WASHINGTON, D.C. — The U.S. bishops’ migration chair said Aug. 12 that the Catholic leaders were pleased the $3.5 trillion spending plan passed by the Senate a day earlier would provide “lawful permanent status to qualified immigrants.”
“While Catholic social teaching is implicated by many components of the budget resolution, we are pleased that the resolution sets up an opportunity for many undocumented persons to receive legal status,” said Auxiliary Bishop Mario E. Dorsonville of Washington and chairman of the U.S. Conference on Catholic Bishops’ Committee on Migration.
“Undocumented people living in the United States are frequently at risk of mistreatment and exploitation because they lack legal status,” he said. “Deporting millions of longtime residents would be unworkable and only serve to fragment families and harm local communities, especially when so many have U.S.-citizen children and spouses, own homes and businesses, and serve as essential workers.”
“Integration into society is the moral solution for these persons,” Dorsonville said, noting that Pope Francis and his predecessors as well as the U.S. bishops have long supported this view.
Immigration is included in a host of issues addressed in the Senate Democrats’ $3.5 trillion bill, which is a blueprint for government spending. It was approved in a party-line vote of 50-49 at 4 a.m. Eastern time Aug. 11.
The spending bill is technically called a Senate concurrent resolution — S. Con. Res. 14 — and it sets the federal budget for fiscal year 2022 and appropriate budgetary levels for federal departments and agencies for fiscal years 2023 through 2031.
News reports said the Democrats “plan to push the package” through the House and Senate by using “budget reconciliation.” The process, created under the Congressional Budget Act of 1974, allows a simple majority to pass certain types of legislation.

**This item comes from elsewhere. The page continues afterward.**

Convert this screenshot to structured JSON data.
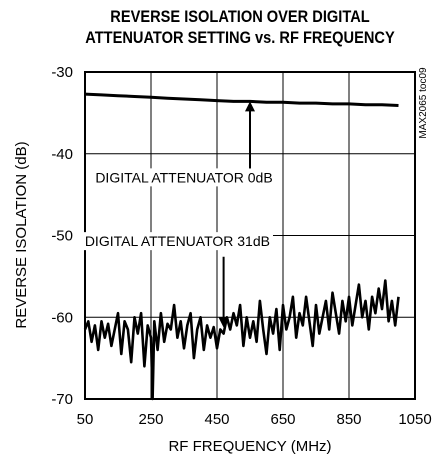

According to The Hill, a political news website, the package instructs lawmakers “to chart a pathway to citizenship for millions of people while investing in border security,” allocating about $107 billion for the Senate Judiciary Committee to spend on each.
“The package does not specify how many people or which groups would be covered by the legislation, instead directing the committee to provide ‘lawful permanent status for qualified immigrants,’” it said. “A summary of the bill also states it will provide green cards ‘to millions of immigrant workers and families.’”
“Ultimately, a more comprehensive reform of our immigration system is needed, but ensuring access to permanent legal status and citizenship for the undocumented is an essential step,” Dorsonville said.
“We call on the House to adopt the legalization instructions in S. Con. Res. 14,” he said, adding Congress must support provisions “that would, at a minimum, legalize with a path to citizenship Dreamers, Temporary Protected Status and Deferred Enforced Departure holders, undocumented agricultural workers, and other undocumented essential workers.”
“Dreamers” are young people who were brought illegally into the United States by their parents when they were children. Those who are eligible for the program are covered by Deferred Action for Childhood Arrivals, or DACA, which was created by President Barack Obama in an executive order in 2012.
The program allows qualifying young people to go to college, work, get health insurance, a driver’s license and not face deportation.
If the $3.5 trillion budget plan passes, around 10 million people would be eligible for a path to citizenship. That is just under the 11 million President Joe Biden proposed citizenship for in a sweeping immigration reform bill he sent to Congress Jan. 20, the day he was inaugurated: The U.S. Citizenship Act of 2021.
His proposal calls for creating an eight-year path to citizenship for immigrants in the U.S. illegally, beefing up border security with new screening technologies and sending aid to Central America.
On July 6, Republican Sens. John Cornyn of Texas and Thom Tillis of North Carolina proposed legislation to offer a path to citizenship for current “active participants” in DACA, who currently number about 700,000.
A federal judge ruled July 16 to end a program, a move that immigrant advocates said should prompt Congress and Biden to speed up legislation to these young people.
Currently, a Senate committee is considering the American Dream and Promise Act of 2021. The House passed its version of the measure in March, along with the Farm Workforce Modernization Act, which provides a path to legal status for farmworkers.